Number one, that she was the one who spilled the infamous poop story and it be brought up, and two, that she has hired a team to sabotage Tiffany and I on social media. Like, WTF? You honestly care to SPEND money on sabotaging people just because you don’t like? I mean, what the hell? No-WHO the hell does that? UNLESS you have something to hide…
Could I ever reconcile with her? NO. But what I find hilarious is when Marie goes NUTS on camera and basically admitted to her social media scheme and THEN says, “Oh I would love for us to one day come to respect one another,” BLAH BLAH BLAH. You can’t respect someone who spends money trying to destroy you on social media, “friend.” That is a permanent severance. More evidence of her LIES!
Since the reunion, she has done a hundred times WORSE. So, it doesn’t just end with the social media. Just like Tiffany said, Marie is a “dangerous woman.”
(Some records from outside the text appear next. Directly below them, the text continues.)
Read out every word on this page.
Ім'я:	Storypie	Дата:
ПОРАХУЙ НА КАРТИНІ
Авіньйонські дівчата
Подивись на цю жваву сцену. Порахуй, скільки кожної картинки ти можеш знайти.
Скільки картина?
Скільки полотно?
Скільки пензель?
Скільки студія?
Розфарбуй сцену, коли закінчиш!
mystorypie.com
Looking back, I find it flabbergasting that the girls chose to focus on the story rather than the betrayal. More interesting though, was how the women chose to focus on my reaction to the betrayal rather than the betrayal. Biased, much?
I went into the Reunion telling myself I would not get upset and allow someone to push my hurt buttons. I had a lot that I wanted to say that I didn’t like, “Cary, how about stepping in to take action if you were so worried about Marie? Why not DO something other than record it on your damn phone?” You really MUST have been SO scared as to get out your smart phone to document the special occasion.
I do want to make something clear: I am NOT done beating myself up for Austin. I’m sure it’ll be years before I’m done punishing myself for that. But, I can handle it. The part I can’t handle is reliving the betrayal. For two years, I’ve been listening to people telling me about Marie’s whispers, and I would take up for her.
Finally, Marie has shown her ugliness to the other girls to the point where I think a normal conversation can take place about who Marie really is.
My relationships with the other girls are in a good place, I think. At least a good place for healing. I’m thankful for this show, the friendships, and the lessons.